Pengalamannya memperjuangkan hak atas pemasungan karena ia melewati betapa mirisnya perlakuan masyarakat ketika mengalami skizofrenia. Nyoman Sudiasa, Koordinator Rumah Berdaya juga menceritakan, perlakuan tidak baik terhadap orang dengan skizofrenia justru datang dari keluarga terdekat.
Pengalaman yang menginspirasi lagunya Dedika, misalnya. Orang dengan skizofrenia pasti melibatkan keluarga besar untuk mengambil keputusan. Jika ada salah satu keluarganya sudah mau peduli, justru terancam karena tidak mengikuti keputusan keluarga besar.
“Kami akhirnya hanya berani bertindak sesuai izin keluarga. Kami ke sana justru di marah-marah. Akhirnya kami kasi tau kalau, kami tidak diizinkan memberikan obat, artinya keluarga sudah melanggar HAM karena tidak memberikan akses orang dengan skizofrenia untuk diobati. Akhirnya kami bisa mengobati hingga saat ini sudah bisa beraktivitas di rumah berdaya,” tutur Sudiasa.
Pemasungan khususnya di Denpasar, menurut Sudiasa sudah mulai berkurang. Tapi ia tak menampik jika masih ada orang yang dipasung. Terlebih di daerah-daerah terpencil.
“Kalau kita bisa menjangkau, rumah berdaya biasanya akan memberikan bantuan obat.

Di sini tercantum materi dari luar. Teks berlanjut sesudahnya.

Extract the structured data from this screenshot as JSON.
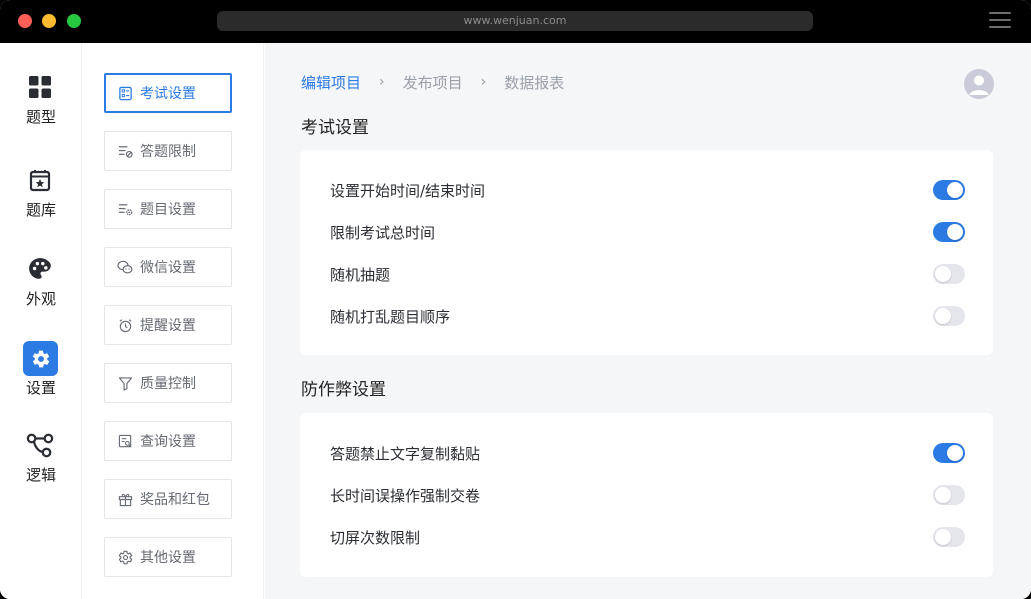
{
  "browser": {
    "url": "www.wenjuan.com"
  },
  "rail": {
    "items": [
      {
        "label": "题型",
        "icon": "grid-icon"
      },
      {
        "label": "题库",
        "icon": "bookmark-box-icon"
      },
      {
        "label": "外观",
        "icon": "palette-icon"
      },
      {
        "label": "设置",
        "icon": "gear-icon",
        "active": true
      },
      {
        "label": "逻辑",
        "icon": "logic-flow-icon"
      }
    ]
  },
  "submenu": {
    "items": [
      {
        "label": "考试设置",
        "icon": "exam-settings-icon",
        "active": true
      },
      {
        "label": "答题限制",
        "icon": "answer-limit-icon"
      },
      {
        "label": "题目设置",
        "icon": "question-settings-icon"
      },
      {
        "label": "微信设置",
        "icon": "wechat-icon"
      },
      {
        "label": "提醒设置",
        "icon": "alarm-clock-icon"
      },
      {
        "label": "质量控制",
        "icon": "filter-icon"
      },
      {
        "label": "查询设置",
        "icon": "query-icon"
      },
      {
        "label": "奖品和红包",
        "icon": "gift-icon"
      },
      {
        "label": "其他设置",
        "icon": "gear-icon"
      }
    ]
  },
  "breadcrumb": {
    "items": [
      "编辑项目",
      "发布项目",
      "数据报表"
    ],
    "separator": "›"
  },
  "sections": [
    {
      "title": "考试设置",
      "rows": [
        {
          "label": "设置开始时间/结束时间",
          "on": true
        },
        {
          "label": "限制考试总时间",
          "on": true
        },
        {
          "label": "随机抽题",
          "on": false
        },
        {
          "label": "随机打乱题目顺序",
          "on": false
        }
      ]
    },
    {
      "title": "防作弊设置",
      "rows": [
        {
          "label": "答题禁止文字复制黏贴",
          "on": true
        },
        {
          "label": "长时间误操作强制交卷",
          "on": false
        },
        {
          "label": "切屏次数限制",
          "on": false
        }
      ]
    }
  ],
  "colors": {
    "accent": "#2c7be5",
    "toggle_off": "#e4e6ec"
  }
}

Seperti di Denpasar kita mendapat informasi, kita langsung datangi bersama teman-teman,” tutur Sudiasa.
Pengalaman ini mendorong Dedika untuk menolong teman sebayanya melalui musik. Kenal musik sejak SMA, melancarkan langkah Dedika untuk terus berkarya. Sebelum rumah berdaya terbentuk, Dedika sering berkumpul di Batubulan bersama teman untuk mengekspresikan skizofrenia dalam bentuk seni. Sekitar 2016 ia belum punya band. Akhirnya didukung ketika di Rumah Berdaya Dedika antusias membentuk band.
Setelah di Rumah Berdaya, ia iseng-iseng bermain musik. “Dulu kami masih pakai galon air kosong dan gitar bolong. Itu sekitar tahun 2020. lama-lama saya punya gitar saya bawa ke rumah berdaya. Lalu ada dana utk beli kajon dan gitar, makin semangat untuk rekaman,” ungkapnya.

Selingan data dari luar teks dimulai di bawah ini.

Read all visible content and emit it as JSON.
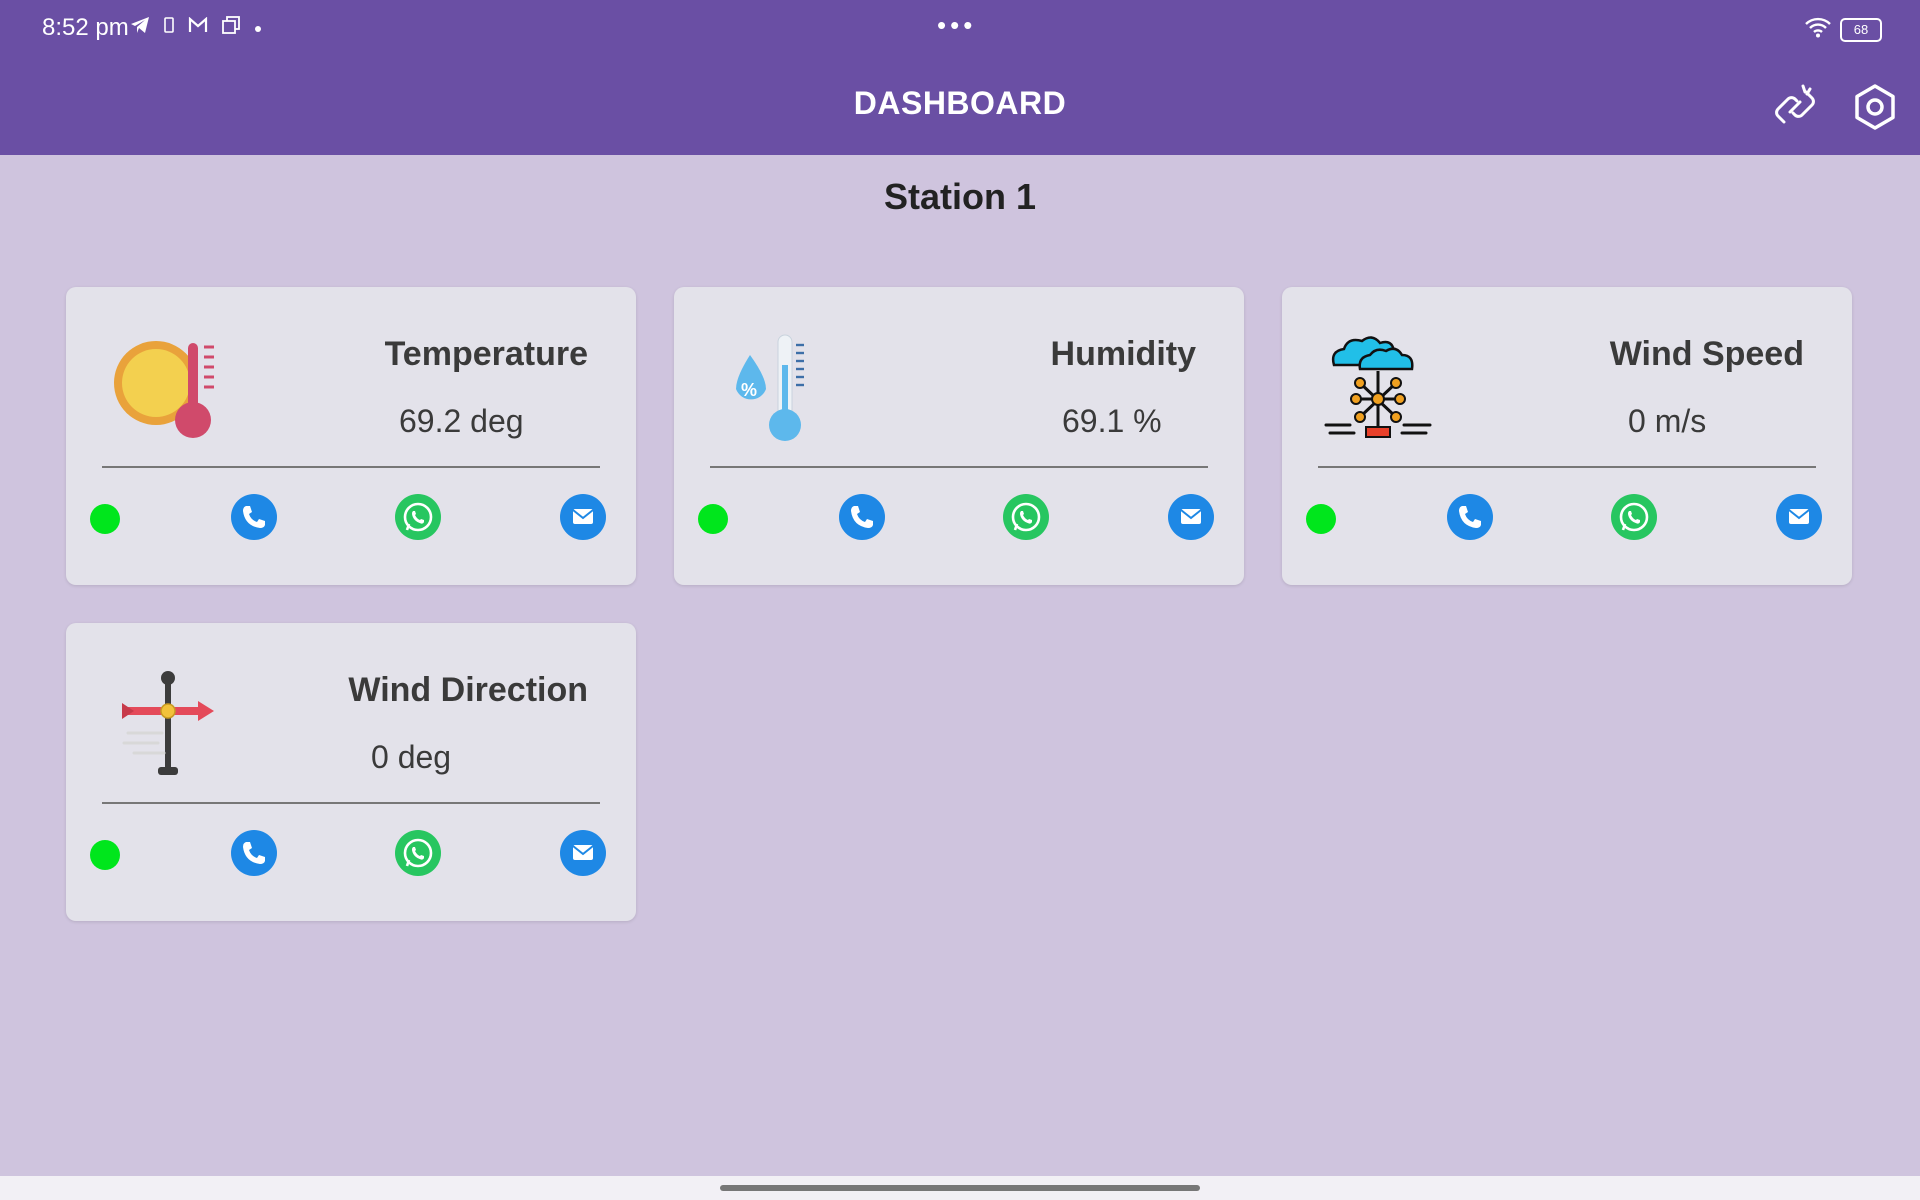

“Sejak saya sakit, saya belajar skizofrenia di Rumah Berdaya sehingga terciptalah lagu Jangan Pasung Aku,” kata Dedika.
Dedika menceritakan dulu ketika di rumah saja, tak ada kegiatan apapun. Keluarganya terus menuntut untuk punya kerjaan. Itu membuat ia merasa stres, sehingga skizo-nya sering kumat. Tapi setelah sering berkegiatan di Rumah Berdaya sudah jarang kumat. Bisa lebih aktif dan berkarya.
Hingga lagu yang kedua kemudian berhasil ia rampungkan dengan judul “Halusinasi”. Lagu itu tentang pemahaman Dedika ketika mengalami gangguan jiwa. Semua yang dilakukan itu adalah halusinasi. Dalam lagunya ia paparkan bagaimana halusinasi penglihatan, halusinasi perasaan, pendengaran, dan waham itu terjadi pada dirinya.
“Waham itu saya seperti merasakan menjadi sesuatu, tapi yang tidak masuk akal,” ungkap Dedika.
Ia masukkan dalam penggalan lirik. “…pikiranku mengatakan, aku adalah tuhan. Akhir-akhirnya menyuruh saya bunuh diri… dan saya sadar yang saya alami adalah halusinasi…”
Pada saat Dedika kumat, ia menuliskan dalam lagu yang berjudul I’m skizofrenia. Bagaimana ketika ia kumat, tidak memikirkan kebersihan diri, telanjang di jalan.
“Saya sempat melewati itu. Saat saya baru awal-awal ke rumah berdaya, saya belum stabil betul, saya sampai 7 kali bolak balik rumah sakit jiwa. Tapi setelah saya aktif, nggak pernah kumat lagi,” tuturnya.
Menurut Dedika untuk menyelesaikan satu lagu ia butuh waktu yang lama. Tapi inspirasinya sering muncul tiba-tiba. Cukup 10 menit lagunya jadi. Banyaknya lagu yang sudah tercipta, namun terlupa karena tidak tercatat. Menyebabkan Dedika cepat-cepat mencatat dan menyusun kuncinya ketika inspirasinya datang.
“Bagi kami, orang dengan skizofrenia, ini adalah prestasi buat kami. Paling kecil aja, kami punya kebanggaan tersendiri, itu berimbas pada diri sendiri. Kami bisa menghargai diri sendiri. Kalau dulu, kami saja tidak menghargai diri sendiri, bagaimana orang lain bisa menghargai kami. Kami merasa kok gaada hal yang bisa dibanggakan ya. Itu yang membuat kami tertekan. Karya ini juga yang mengubah sudut pandang orang lain tentang orang dengan skizofrenia,” cetus Pak Man Sudiasa menutup sesi wawancara.